While efforts to date have focused on improving Space Situational Awareness (SSA) and enabling operator to operator coordination, there is growing recognition that a broader system for Space Traffic Management (STM) is necessary. The STM architecture forms the framework for an STM ecosystem, which enables the addition of third parties that can identify and fill niches by providing new, useful services.
By making the STM functions available as services, the architecture reduces the amount of expertise that must be available internally within a particular organization, thereby reducing the barriers to operating in space and providing participants with the information necessary to behave responsibly.
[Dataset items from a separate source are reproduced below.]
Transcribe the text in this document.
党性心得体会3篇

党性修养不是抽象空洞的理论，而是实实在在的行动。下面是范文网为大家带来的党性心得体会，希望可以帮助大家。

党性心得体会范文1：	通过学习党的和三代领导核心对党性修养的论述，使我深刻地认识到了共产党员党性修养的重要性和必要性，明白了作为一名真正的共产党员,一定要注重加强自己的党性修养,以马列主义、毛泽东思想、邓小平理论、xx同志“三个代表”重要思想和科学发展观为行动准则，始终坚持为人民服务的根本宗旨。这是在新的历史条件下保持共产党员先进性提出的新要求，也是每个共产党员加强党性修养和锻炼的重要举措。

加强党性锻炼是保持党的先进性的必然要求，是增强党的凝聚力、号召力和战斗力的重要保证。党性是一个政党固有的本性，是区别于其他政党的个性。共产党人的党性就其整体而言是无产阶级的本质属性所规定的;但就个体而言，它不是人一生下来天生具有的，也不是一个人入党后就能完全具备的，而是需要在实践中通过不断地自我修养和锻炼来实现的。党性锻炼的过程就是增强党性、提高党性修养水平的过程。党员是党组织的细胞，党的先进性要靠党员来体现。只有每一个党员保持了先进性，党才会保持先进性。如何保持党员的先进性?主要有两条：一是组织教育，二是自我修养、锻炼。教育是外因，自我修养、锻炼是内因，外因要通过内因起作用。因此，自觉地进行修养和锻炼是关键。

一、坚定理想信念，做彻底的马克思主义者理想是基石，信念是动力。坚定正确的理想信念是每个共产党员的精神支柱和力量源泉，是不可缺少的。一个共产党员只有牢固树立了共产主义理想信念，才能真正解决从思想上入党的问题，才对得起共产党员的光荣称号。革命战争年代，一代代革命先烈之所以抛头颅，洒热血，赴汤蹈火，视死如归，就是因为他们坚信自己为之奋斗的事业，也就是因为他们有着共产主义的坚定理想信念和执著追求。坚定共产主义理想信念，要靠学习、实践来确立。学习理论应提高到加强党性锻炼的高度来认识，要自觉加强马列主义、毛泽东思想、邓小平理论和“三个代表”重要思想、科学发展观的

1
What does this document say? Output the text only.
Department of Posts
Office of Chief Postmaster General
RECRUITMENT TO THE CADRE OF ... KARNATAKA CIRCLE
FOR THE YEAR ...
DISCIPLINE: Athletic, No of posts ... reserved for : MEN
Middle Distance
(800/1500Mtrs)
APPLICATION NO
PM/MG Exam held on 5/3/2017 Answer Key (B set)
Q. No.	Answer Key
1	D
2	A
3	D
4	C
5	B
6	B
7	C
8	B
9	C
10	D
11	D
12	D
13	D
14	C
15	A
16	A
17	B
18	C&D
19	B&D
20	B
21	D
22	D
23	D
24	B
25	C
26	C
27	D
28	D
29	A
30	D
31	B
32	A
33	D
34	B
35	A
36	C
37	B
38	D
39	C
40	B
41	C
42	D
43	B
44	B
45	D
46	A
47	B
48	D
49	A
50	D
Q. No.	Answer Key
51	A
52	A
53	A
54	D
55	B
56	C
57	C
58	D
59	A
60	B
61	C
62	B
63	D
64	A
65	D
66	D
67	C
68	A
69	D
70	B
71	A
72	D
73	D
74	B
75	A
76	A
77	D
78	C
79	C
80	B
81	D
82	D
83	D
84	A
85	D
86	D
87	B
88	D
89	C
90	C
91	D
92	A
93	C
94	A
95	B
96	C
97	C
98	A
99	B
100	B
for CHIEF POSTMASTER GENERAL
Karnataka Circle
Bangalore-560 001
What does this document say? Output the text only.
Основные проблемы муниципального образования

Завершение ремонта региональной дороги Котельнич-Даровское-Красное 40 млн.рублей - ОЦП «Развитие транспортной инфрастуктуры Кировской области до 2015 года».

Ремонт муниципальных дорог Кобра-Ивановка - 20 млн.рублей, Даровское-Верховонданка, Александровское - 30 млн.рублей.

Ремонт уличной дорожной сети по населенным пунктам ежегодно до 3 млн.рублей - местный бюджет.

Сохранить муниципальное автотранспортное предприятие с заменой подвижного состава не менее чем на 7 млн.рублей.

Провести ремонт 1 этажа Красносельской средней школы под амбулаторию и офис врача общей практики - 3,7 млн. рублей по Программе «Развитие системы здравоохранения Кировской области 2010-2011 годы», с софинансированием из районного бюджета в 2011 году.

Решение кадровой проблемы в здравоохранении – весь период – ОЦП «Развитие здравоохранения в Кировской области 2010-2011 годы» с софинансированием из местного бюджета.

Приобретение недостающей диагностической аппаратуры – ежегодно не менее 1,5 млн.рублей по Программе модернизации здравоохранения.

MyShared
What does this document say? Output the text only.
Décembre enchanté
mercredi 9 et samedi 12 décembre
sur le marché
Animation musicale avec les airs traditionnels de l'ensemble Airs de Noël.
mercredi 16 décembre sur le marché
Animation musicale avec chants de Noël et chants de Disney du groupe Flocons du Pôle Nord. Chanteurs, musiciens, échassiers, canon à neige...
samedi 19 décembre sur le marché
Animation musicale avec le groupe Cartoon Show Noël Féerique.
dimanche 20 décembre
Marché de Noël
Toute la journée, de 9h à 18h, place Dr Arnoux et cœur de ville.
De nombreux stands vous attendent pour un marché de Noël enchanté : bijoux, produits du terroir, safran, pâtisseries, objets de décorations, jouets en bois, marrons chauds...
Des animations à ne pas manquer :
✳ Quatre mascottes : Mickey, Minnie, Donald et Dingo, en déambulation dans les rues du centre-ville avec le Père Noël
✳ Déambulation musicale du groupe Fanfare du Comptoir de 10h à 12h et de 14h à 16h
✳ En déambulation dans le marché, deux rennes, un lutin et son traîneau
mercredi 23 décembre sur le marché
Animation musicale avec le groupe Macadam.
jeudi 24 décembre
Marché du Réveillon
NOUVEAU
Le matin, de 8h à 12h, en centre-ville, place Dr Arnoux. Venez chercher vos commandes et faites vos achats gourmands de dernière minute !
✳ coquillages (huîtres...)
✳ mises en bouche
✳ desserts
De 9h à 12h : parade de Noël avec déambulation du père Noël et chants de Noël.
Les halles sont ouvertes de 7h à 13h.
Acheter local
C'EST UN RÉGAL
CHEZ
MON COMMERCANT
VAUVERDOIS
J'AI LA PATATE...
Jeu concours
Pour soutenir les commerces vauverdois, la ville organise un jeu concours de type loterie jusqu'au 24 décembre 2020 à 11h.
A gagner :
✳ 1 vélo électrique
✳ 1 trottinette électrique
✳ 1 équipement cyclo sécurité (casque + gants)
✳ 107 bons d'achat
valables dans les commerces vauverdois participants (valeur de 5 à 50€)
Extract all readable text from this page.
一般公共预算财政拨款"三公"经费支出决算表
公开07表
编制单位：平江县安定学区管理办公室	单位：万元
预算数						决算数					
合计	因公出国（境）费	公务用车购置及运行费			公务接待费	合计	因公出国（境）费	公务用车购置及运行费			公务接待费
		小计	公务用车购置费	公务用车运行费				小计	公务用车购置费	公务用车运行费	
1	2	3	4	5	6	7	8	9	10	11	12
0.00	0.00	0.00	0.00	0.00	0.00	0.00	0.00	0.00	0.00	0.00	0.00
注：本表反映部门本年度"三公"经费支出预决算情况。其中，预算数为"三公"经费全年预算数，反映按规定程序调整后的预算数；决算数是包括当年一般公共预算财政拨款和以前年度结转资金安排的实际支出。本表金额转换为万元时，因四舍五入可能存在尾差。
Operational support for collision avoidance, separation, etc., is managed through a decentralized architecture, rather than via a single centralized government-administered system.
The STM system is based on the use of standardized Application Programming Interfaces (API) to allow easier interconnection and conceptual definition of roles to more easily allow suppliers with different capabilities to add value to the ecosystem. The architecture handles basic functions including registration, discovery, authentication of participants, and auditable tracking of data provenance and integrity. The technology is able to integrate data from multiple sources.
(Via NASA.)
As far as I know, the first use of the term "space traffic" occurred in m Satan in Exile, by Arthur William Bernal, published by Weird Tales in 1935:
Satan’s streaking vessel reached the appointed sector of space first. He nodded in silent satisfaction at Threepa’s choice of a dueling-field; the spot was a lonely one in an uncharted region, far from the normal lanes of space traffic. In all the diamond-studded blankness reproduced on his seeing-plates, Satan could detect no alien presence, not even the braggart Threepa’s pirate ship, the Vroola.
This term joined others like spaceways from Shambleau (1933), by C.L. Moore and of course space-lanes from Crashing Suns (1928), by Edmond Hamilton.